Noted Children’s Author to Speak

Jane Kurtz
Jane Kurtz, an award-winning children’s book author and fiction writer

The language and literature department at Eastern Mennonite University will hold another "Writers Read" program 5:30 p.m. Thursday, Feb. 15 in Martin Chapel of the seminary building at EMU.

Jane Kurtz, an award-winning children’s book author and fiction writer now living in Hesston, Kan., will read from her works at the dinner meeting.

Kurtz was born in Portland, Ore., but when she was two years old, her parents moved to Ethiopia. She grew up in Maji, a small town in the southwest corner of the country.

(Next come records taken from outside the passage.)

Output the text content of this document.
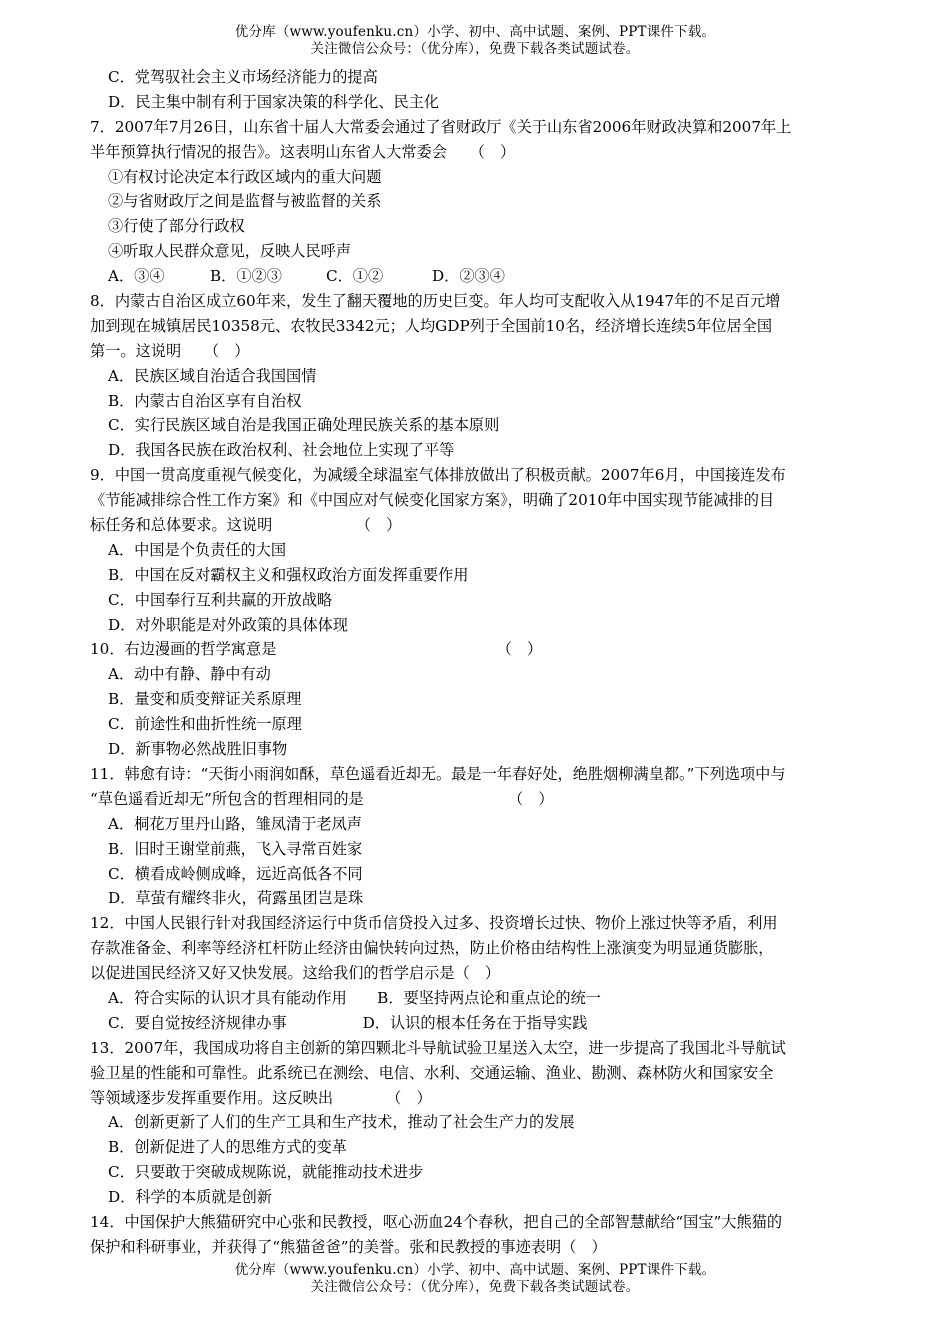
优分库（www.youfenku.cn）小学、初中、高中试题、案例、PPT课件下载。
关注微信公众号：（优分库），免费下载各类试题试卷。
C．党驾驭社会主义市场经济能力的提高
D．民主集中制有利于国家决策的科学化、民主化
7．2007年7月26日，山东省十届人大常委会通过了省财政厅《关于山东省2006年财政决算和2007年上
半年预算执行情况的报告》。这表明山东省人大常委会　　（　）
①有权讨论决定本行政区域内的重大问题
②与省财政厅之间是监督与被监督的关系
③行使了部分行政权
④听取人民群众意见，反映人民呼声
A．③④	B．①②③	C．①②	D．②③④
8．内蒙古自治区成立60年来，发生了翻天覆地的历史巨变。年人均可支配收入从1947年的不足百元增
加到现在城镇居民10358元、农牧民3342元；人均GDP列于全国前10名，经济增长连续5年位居全国
第一。这说明　　（　）
A．民族区域自治适合我国国情
B．内蒙古自治区享有自治权
C．实行民族区域自治是我国正确处理民族关系的基本原则
D．我国各民族在政治权利、社会地位上实现了平等
9．中国一贯高度重视气候变化，为减缓全球温室气体排放做出了积极贡献。2007年6月，中国接连发布
《节能减排综合性工作方案》和《中国应对气候变化国家方案》，明确了2010年中国实现节能减排的目
标任务和总体要求。这说明　　　　　　（　）
A．中国是个负责任的大国
B．中国在反对霸权主义和强权政治方面发挥重要作用
C．中国奉行互利共赢的开放战略
D．对外职能是对外政策的具体体现
10．右边漫画的哲学寓意是　　　　　　　　　　　　　　　（　）
A．动中有静、静中有动
B．量变和质变辩证关系原理
C．前途性和曲折性统一原理
D．新事物必然战胜旧事物
11．韩愈有诗：“天街小雨润如酥，草色遥看近却无。最是一年春好处，绝胜烟柳满皇都。”下列选项中与
“草色遥看近却无”所包含的哲理相同的是　　　　　　　　　　（　）
A．桐花万里丹山路，雏凤清于老凤声
B．旧时王谢堂前燕，飞入寻常百姓家
C．横看成岭侧成峰，远近高低各不同
D．草萤有耀终非火，荷露虽团岂是珠
12．中国人民银行针对我国经济运行中货币信贷投入过多、投资增长过快、物价上涨过快等矛盾，利用
存款准备金、利率等经济杠杆防止经济由偏快转向过热，防止价格由结构性上涨演变为明显通货膨胀，
以促进国民经济又好又快发展。这给我们的哲学启示是（　）
A．符合实际的认识才具有能动作用　　B．要坚持两点论和重点论的统一
C．要自觉按经济规律办事　　　　　D．认识的根本任务在于指导实践
13．2007年，我国成功将自主创新的第四颗北斗导航试验卫星送入太空，进一步提高了我国北斗导航试
验卫星的性能和可靠性。此系统已在测绘、电信、水利、交通运输、渔业、勘测、森林防火和国家安全
等领域逐步发挥重要作用。这反映出　　　　（　）
A．创新更新了人们的生产工具和生产技术，推动了社会生产力的发展
B．创新促进了人的思维方式的变革
C．只要敢于突破成规陈说，就能推动技术进步
D．科学的本质就是创新
14．中国保护大熊猫研究中心张和民教授，呕心沥血24个春秋，把自己的全部智慧献给“国宝”大熊猫的
保护和科研事业，并获得了“熊猫爸爸”的美誉。张和民教授的事迹表明（　）
优分库（www.youfenku.cn）小学、初中、高中试题、案例、PPT课件下载。
关注微信公众号：（优分库），免费下载各类试题试卷。
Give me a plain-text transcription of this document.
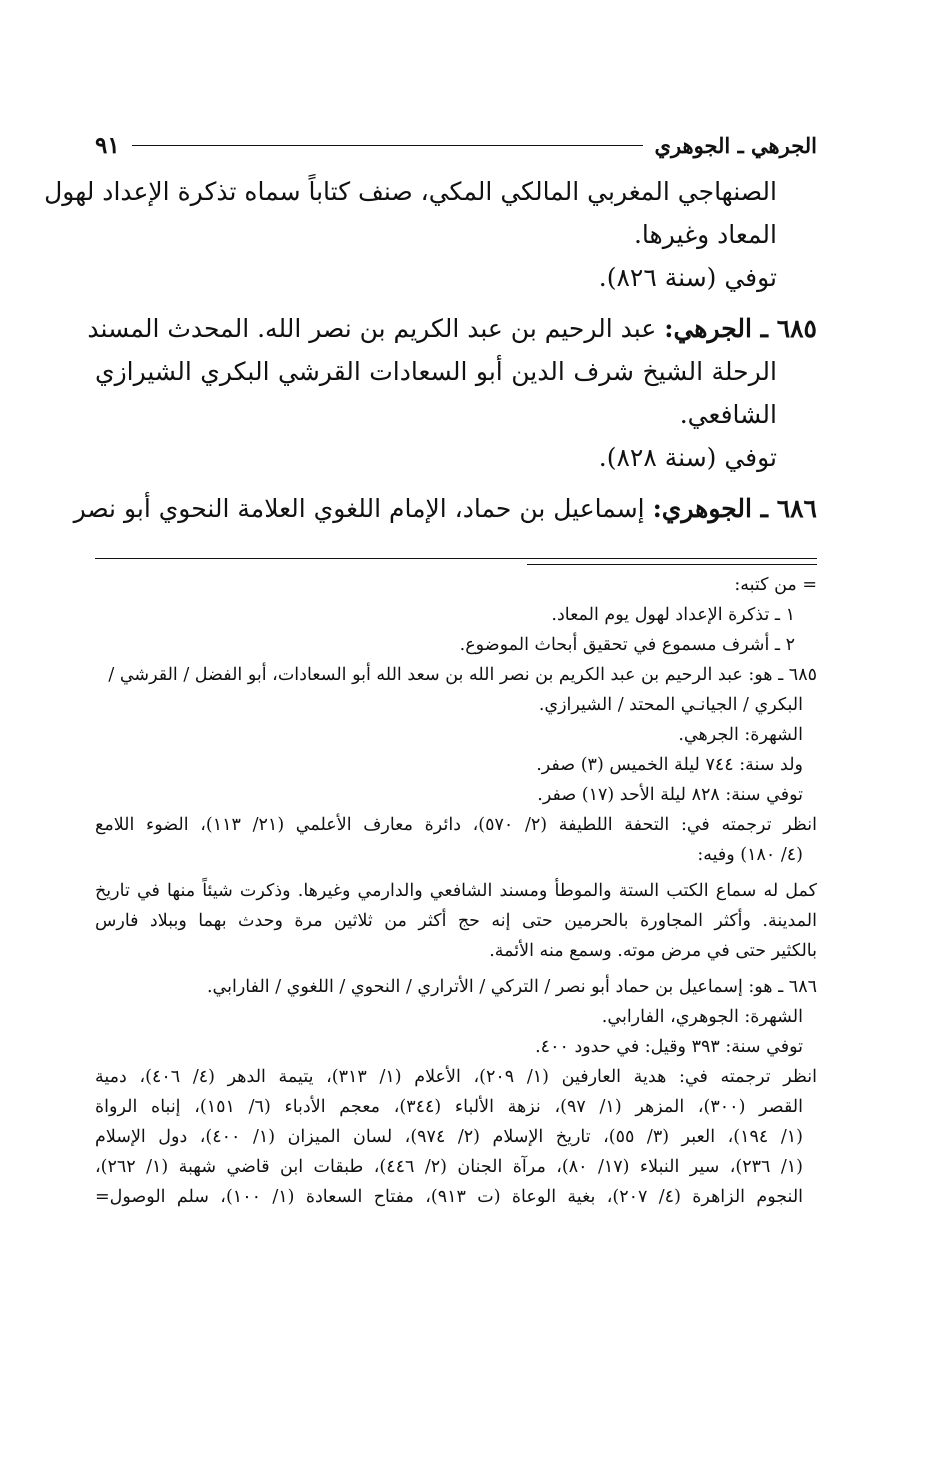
الجرهي ـ الجوهري
٩١
الصنهاجي المغربي المالكي المكي، صنف كتاباً سماه تذكرة الإعداد لهول
المعاد وغيرها.
توفي (سنة ٨٢٦).
٦٨٥ ـ الجرهي: عبد الرحيم بن عبد الكريم بن نصر الله. المحدث المسند
الرحلة الشيخ شرف الدين أبو السعادات القرشي البكري الشيرازي
الشافعي.
توفي (سنة ٨٢٨).
٦٨٦ ـ الجوهري: إسماعيل بن حماد، الإمام اللغوي العلامة النحوي أبو نصر
= من كتبه:
١ ـ تذكرة الإعداد لهول يوم المعاد.
٢ ـ أشرف مسموع في تحقيق أبحاث الموضوع.
٦٨٥ ـ هو: عبد الرحيم بن عبد الكريم بن نصر الله بن سعد الله أبو السعادات، أبو الفضل / القرشي /
البكري / الجيانـي المحتد / الشيرازي.
الشهرة: الجرهي.
ولد سنة: ٧٤٤ ليلة الخميس (٣) صفر.
توفي سنة: ٨٢٨ ليلة الأحد (١٧) صفر.
انظر ترجمته في: التحفة اللطيفة (٢/ ٥٧٠)، دائرة معارف الأعلمي (٢١/ ١١٣)، الضوء اللامع
(٤/ ١٨٠) وفيه:
كمل له سماع الكتب الستة والموطأ ومسند الشافعي والدارمي وغيرها. وذكرت شيئاً منها في تاريخ
المدينة. وأكثر المجاورة بالحرمين حتى إنه حج أكثر من ثلاثين مرة وحدث بهما وببلاد فارس
بالكثير حتى في مرض موته. وسمع منه الأئمة.
٦٨٦ ـ هو: إسماعيل بن حماد أبو نصر / التركي / الأتراري / النحوي / اللغوي / الفارابي.
الشهرة: الجوهري، الفارابي.
توفي سنة: ٣٩٣ وقيل: في حدود ٤٠٠.
انظر ترجمته في: هدية العارفين (١/ ٢٠٩)، الأعلام (١/ ٣١٣)، يتيمة الدهر (٤/ ٤٠٦)، دمية
القصر (٣٠٠)، المزهر (١/ ٩٧)، نزهة الألباء (٣٤٤)، معجم الأدباء (٦/ ١٥١)، إنباه الرواة
(١/ ١٩٤)، العبر (٣/ ٥٥)، تاريخ الإسلام (٢/ ٩٧٤)، لسان الميزان (١/ ٤٠٠)، دول الإسلام
(١/ ٢٣٦)، سير النبلاء (١٧/ ٨٠)، مرآة الجنان (٢/ ٤٤٦)، طبقات ابن قاضي شهبة (١/ ٢٦٢)،
النجوم الزاهرة (٤/ ٢٠٧)، بغية الوعاة (ت ٩١٣)، مفتاح السعادة (١/ ١٠٠)، سلم الوصول=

Since there were no televisions, radios, or movies, her memories are of climbing mountains, wading in rivers by the waterfalls, listening to stories and making up her own stories, which she and her sisters acted out for days at a time.

When she was in fourth grade, she went to boarding school in Addis Ababa. Her family left Ethiopia in the late 1970s, but a decade later, first her brother and his family and then her older sister and her family went back to teach in a girls’ school in Addis Ababa.

By the time Kurtz came back to the United States for college, she felt there was no way to talk about her childhood home to people here. It took nearly 20 years to finally find a way – through her children’s books. Now she speaks frequently in schools and at conferences, sharing memories from her own childhood and bringing things for children to touch, taste, see, smell and hear from Ethiopia.

"It’s been a healing and inspiring experience," she says, "to re-connect with my childhood and also be able to help people know just a little of the beautiful country where I grew up."

The author’s numerous illustrated books include "Fire on the Mountain," "Only a Pigeon," "Do Kangaroos Wear Seat Belts" and "Pulling the Lion’s Tail." She has also written about surviving a flood in North Dakota, seatbelts, grouchy days, the Oregon Trail, and several real-life heroes, including Frances Willard, Johnny Appleseed and Barnum Brown.

Admission to the program, which includes dinner, is $14. Advance reservations should be made by noon, Feb. 9, by calling 540-432-4168.